Je suis descendu de ma montagne, et après les sapins où chantaient les oiseaux j’ai rencontré les villes hautes et riches, peuplées de gens contents qui sentaient le bon goût de la réussite, de l’optimisme, de l’esprit d’entreprise, des fêtes sous les palmiers et le soleil. Je leur ai dit :

« Sœurs et frères humains, méfiez-vous ! Brandissant un rêve d’égalité, un peuple blessé, humilié, qui n’arrive plus à payer ses impôts, des classes délaissées, rurales, qui n’ont pas la même élégance que vous, ni la même culture ou la même cuisine, viendront, au nom de Jésus Christ et de Karl Marx, mettre le feu dans vos avenues, répétant pour la millième fois des révoltes ancestrales que vous croyiez caduques, attendez-vous à des renversements, des révolutions, ne croyez plus à un souverain progrès ! »

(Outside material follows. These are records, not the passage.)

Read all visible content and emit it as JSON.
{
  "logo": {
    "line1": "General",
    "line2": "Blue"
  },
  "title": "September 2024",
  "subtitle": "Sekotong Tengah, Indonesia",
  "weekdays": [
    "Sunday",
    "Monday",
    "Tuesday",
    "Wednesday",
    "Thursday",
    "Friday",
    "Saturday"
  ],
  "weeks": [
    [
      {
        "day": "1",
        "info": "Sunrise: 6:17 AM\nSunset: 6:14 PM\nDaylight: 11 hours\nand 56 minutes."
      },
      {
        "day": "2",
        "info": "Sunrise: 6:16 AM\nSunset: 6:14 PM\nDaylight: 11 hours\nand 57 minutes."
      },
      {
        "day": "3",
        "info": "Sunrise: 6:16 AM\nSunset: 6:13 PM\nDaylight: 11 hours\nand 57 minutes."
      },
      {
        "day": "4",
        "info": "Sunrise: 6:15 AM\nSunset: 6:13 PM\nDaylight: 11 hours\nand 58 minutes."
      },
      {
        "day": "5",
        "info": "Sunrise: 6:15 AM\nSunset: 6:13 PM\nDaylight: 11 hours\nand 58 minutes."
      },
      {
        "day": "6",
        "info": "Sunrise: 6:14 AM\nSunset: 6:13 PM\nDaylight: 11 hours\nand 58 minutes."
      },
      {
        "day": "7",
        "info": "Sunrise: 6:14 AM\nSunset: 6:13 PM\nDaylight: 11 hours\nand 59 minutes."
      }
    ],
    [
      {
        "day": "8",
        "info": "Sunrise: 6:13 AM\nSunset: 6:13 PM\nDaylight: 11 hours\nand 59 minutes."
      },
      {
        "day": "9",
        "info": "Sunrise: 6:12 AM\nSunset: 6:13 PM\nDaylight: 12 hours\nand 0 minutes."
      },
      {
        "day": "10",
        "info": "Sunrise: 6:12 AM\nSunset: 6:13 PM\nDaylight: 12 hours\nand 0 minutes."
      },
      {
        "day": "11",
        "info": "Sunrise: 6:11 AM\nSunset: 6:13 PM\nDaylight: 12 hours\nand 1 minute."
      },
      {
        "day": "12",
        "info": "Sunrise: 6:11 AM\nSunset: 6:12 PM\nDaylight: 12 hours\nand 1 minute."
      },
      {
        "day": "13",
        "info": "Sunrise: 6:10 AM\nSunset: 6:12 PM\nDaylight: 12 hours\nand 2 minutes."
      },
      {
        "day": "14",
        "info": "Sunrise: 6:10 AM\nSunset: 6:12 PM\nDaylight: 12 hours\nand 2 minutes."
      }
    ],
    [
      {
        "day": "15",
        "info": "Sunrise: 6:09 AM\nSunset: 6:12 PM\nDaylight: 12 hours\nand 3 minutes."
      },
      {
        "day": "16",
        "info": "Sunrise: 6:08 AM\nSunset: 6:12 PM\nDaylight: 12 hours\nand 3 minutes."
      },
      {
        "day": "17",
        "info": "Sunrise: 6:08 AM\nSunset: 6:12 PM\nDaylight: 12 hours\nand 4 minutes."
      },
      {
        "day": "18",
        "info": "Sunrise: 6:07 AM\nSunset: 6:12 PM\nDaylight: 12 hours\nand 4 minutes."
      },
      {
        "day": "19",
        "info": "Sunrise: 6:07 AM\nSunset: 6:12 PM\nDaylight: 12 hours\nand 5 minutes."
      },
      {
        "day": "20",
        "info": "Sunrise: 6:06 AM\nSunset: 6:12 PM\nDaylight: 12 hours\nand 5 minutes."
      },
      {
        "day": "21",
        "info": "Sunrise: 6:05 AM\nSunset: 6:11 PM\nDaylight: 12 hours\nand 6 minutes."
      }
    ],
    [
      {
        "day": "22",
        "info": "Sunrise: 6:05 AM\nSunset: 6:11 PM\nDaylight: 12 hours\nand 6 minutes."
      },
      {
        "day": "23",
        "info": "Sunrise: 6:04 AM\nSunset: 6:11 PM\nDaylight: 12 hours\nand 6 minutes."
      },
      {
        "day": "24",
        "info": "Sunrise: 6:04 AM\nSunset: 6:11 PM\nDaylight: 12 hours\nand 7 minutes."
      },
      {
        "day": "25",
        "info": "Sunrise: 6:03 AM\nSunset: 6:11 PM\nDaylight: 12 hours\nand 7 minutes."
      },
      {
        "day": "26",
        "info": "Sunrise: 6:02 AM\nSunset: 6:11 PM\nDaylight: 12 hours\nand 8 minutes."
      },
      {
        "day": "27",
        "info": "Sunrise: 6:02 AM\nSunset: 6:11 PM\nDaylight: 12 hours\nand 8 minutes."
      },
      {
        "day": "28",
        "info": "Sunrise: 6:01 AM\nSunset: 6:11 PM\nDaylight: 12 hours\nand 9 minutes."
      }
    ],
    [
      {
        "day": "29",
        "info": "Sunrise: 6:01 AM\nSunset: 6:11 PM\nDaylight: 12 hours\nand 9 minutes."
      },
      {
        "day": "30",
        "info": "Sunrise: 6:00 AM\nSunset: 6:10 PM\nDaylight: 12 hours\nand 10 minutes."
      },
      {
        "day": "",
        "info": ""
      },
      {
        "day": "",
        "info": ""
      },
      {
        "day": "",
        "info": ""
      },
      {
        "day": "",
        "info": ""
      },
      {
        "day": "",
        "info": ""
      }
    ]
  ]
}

J’ai crié. Ils ne m’ont pas entendu. J’ai l’habitude. Ma voix ne porte pas. Je ne possède pas, en mes cordes vocales, la bonne fréquence pour parvenir aux oreilles des humains. Je me suis égosillé pour rien.

Alors, j’ai continué ma route au milieu des collines vers les terres paysannes où végètent les villages de la petite bourgeoisie, des artisans, des commerçants tristes, sans envergure, qui finissent leurs ragouts en sauçant avec du pain, et qui ignorent la physique quantique.

« Frères et sœurs humaines, leur dis-je, vous vous imaginez, au nom de Jésus Christ et de Karl Marx, conquérir enfin le Pouvoir dans le sens de l’Histoire, mais nos histoires ont changé de sens, méfiez-vous ! Vous les pauvres, vous ne servez maintenant à rien ! Les machines et les aristocratiques ordinateurs remplacent vos mains, des intelligences et des élites artificielles bientôt annuleront vos efforts, vos travaux, et sans cesse oubliés vous ne survivrez que sur des terres inondées, vos rêves d’égalité seront noyés par toute la puissance de la réalité de l’inégalité ! »

J’ai crié. Ils ne m’ont pas entendu. Ma voix ne portait toujours pas. Et personne ne s’offusquait que je puisse tenir des discours parallèles et contradictoires. Alors, je suis remonté sur ma montagne.

Là, en dernier espoir, j’ai parlé aux oiseaux. Mais la harpe de mes cordes vocales ne vibrait encore point sur la même fréquence que celle de leur possible compréhension. Il me sembla néanmoins qu’un chardonneret, sans m’entendre, a pu répondre à mon impuissance, en chantant ainsi :

— Pourquoi cet humain à tête de clown pousse-t-il tant de sons inaudibles ? De toute manière, c’est nous, les animaux, qui gagnerons en définitive le grand combat pour la domination de la terre.